It’s the reason why I’m as disabled as I am. Muscle wastage is a serious issue.
I think everyone who gets a diagnosis of MS should also get good, experienced neuro-physio help at the beginning. I was told every time I saw a physio (which would be for about 3 visits each time then stop) that my core was weak. I was never given any effective exercises to do, let alone a focused exercise plan/regime, until it was too late. I actually didn’t understand what they meant by a ‘weak core’!
I developed foot-drop, suffered more and more core wastage, still never got any help. Eventually was referred to orthotics, where I was given a 15 minute appointment that resulted in my being given a ‘Neurodyn’ foot brace. The orthotist put it on me, spent no time teaching me how to put it on myself, then sent me away. That resulted in my getting a badly ripped open blister on my heel. Which meant even if I knew how to put the Neurodin on, I couldn’t use it for weeks, till the injury got better. Which it never did.
I suffered a really dreadful relapse, which put me in hospital, unable to move or feel anything below the waist for weeks. Eventually I was moved to a residential neurological rehab unit, where I finally got some effective physio. Too late.

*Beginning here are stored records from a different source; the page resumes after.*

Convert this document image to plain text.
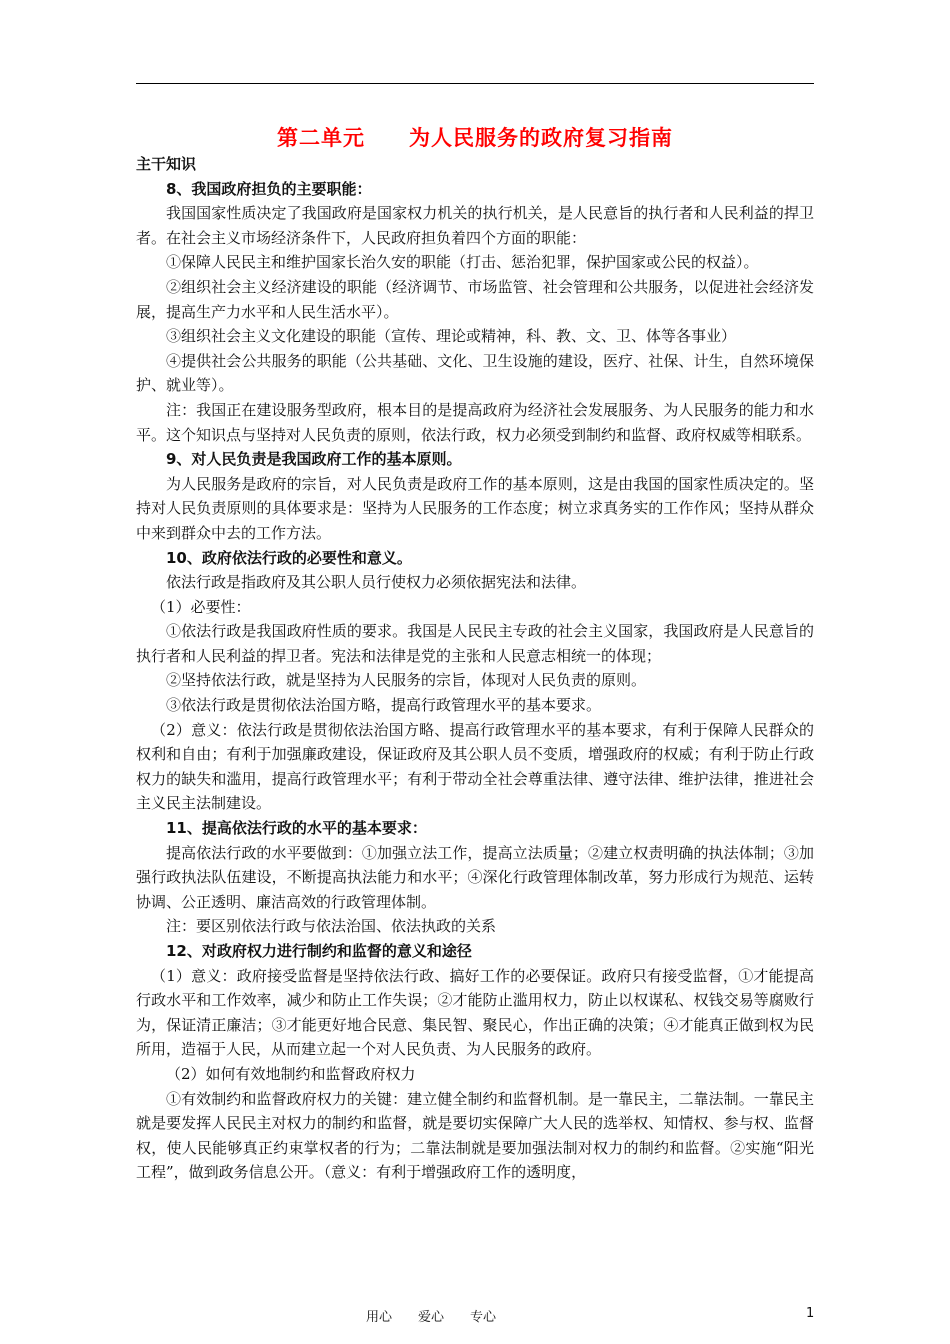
第二单元　　为人民服务的政府复习指南

主干知识

8、我国政府担负的主要职能：

我国国家性质决定了我国政府是国家权力机关的执行机关，是人民意旨的执行者和人民利益的捍卫者。在社会主义市场经济条件下，人民政府担负着四个方面的职能：

①保障人民民主和维护国家长治久安的职能（打击、惩治犯罪，保护国家或公民的权益）。

②组织社会主义经济建设的职能（经济调节、市场监管、社会管理和公共服务，以促进社会经济发展，提高生产力水平和人民生活水平）。

③组织社会主义文化建设的职能（宣传、理论或精神，科、教、文、卫、体等各事业）

④提供社会公共服务的职能（公共基础、文化、卫生设施的建设，医疗、社保、计生，自然环境保护、就业等）。

注：我国正在建设服务型政府，根本目的是提高政府为经济社会发展服务、为人民服务的能力和水平。这个知识点与坚持对人民负责的原则，依法行政，权力必须受到制约和监督、政府权威等相联系。

9、对人民负责是我国政府工作的基本原则。

为人民服务是政府的宗旨，对人民负责是政府工作的基本原则，这是由我国的国家性质决定的。坚持对人民负责原则的具体要求是：坚持为人民服务的工作态度；树立求真务实的工作作风；坚持从群众中来到群众中去的工作方法。

10、政府依法行政的必要性和意义。

依法行政是指政府及其公职人员行使权力必须依据宪法和法律。

（1）必要性：

①依法行政是我国政府性质的要求。我国是人民民主专政的社会主义国家，我国政府是人民意旨的执行者和人民利益的捍卫者。宪法和法律是党的主张和人民意志相统一的体现；

②坚持依法行政，就是坚持为人民服务的宗旨，体现对人民负责的原则。

③依法行政是贯彻依法治国方略，提高行政管理水平的基本要求。

（2）意义：依法行政是贯彻依法治国方略、提高行政管理水平的基本要求，有利于保障人民群众的权利和自由；有利于加强廉政建设，保证政府及其公职人员不变质，增强政府的权威；有利于防止行政权力的缺失和滥用，提高行政管理水平；有利于带动全社会尊重法律、遵守法律、维护法律，推进社会主义民主法制建设。

11、提高依法行政的水平的基本要求：

提高依法行政的水平要做到：①加强立法工作，提高立法质量；②建立权责明确的执法体制；③加强行政执法队伍建设，不断提高执法能力和水平；④深化行政管理体制改革，努力形成行为规范、运转协调、公正透明、廉洁高效的行政管理体制。

注：要区别依法行政与依法治国、依法执政的关系

12、对政府权力进行制约和监督的意义和途径

（1）意义：政府接受监督是坚持依法行政、搞好工作的必要保证。政府只有接受监督，①才能提高行政水平和工作效率，减少和防止工作失误；②才能防止滥用权力，防止以权谋私、权钱交易等腐败行为，保证清正廉洁；③才能更好地合民意、集民智、聚民心，作出正确的决策；④才能真正做到权为民所用，造福于人民，从而建立起一个对人民负责、为人民服务的政府。

（2）如何有效地制约和监督政府权力

①有效制约和监督政府权力的关键：建立健全制约和监督机制。是一靠民主，二靠法制。一靠民主就是要发挥人民民主对权力的制约和监督，就是要切实保障广大人民的选举权、知情权、参与权、监督权，使人民能够真正约束掌权者的行为；二靠法制就是要加强法制对权力的制约和监督。②实施“阳光工程”，做到政务信息公开。（意义：有利于增强政府工作的透明度，

用心　　爱心　　专心	1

I’ve been unable to walk since then. I pushed until an application for funding of FES was submitted. I didn’t know that my CCG had a more or less blanket refusal on applications for FES (except for isolated special cases which MS does not and will not come under). Eventually, 6 months later, I discovered that my application had been refused - although nobody thought of telling me this. And I also discovered how to self fund it.
I self funded FES. I use it a very small amount. Only to go about 10 metres at a time, about 3 times per day, using a walker. I lean too heavily on the walker, which has currently given me a severe shoulder injury. So right now, I can’t walk at all. I have severe shoulder and hip pain for which I’m seeing a private physiotherapist. I’ve just moved my next FES appointment up, hopefully I can get the hip and shoulder pain sorted and try to stimulate the hip and the foot with a dual unit I tried once before but we never managed it. This time I have more experience and more resolve.
My core is still very weak. I really wish I’d been taught how to strengthen it when I still could. I wish everyone who has a diagnosis of MS would start to get, and keep their core from withering away. It makes one hell of a difference later.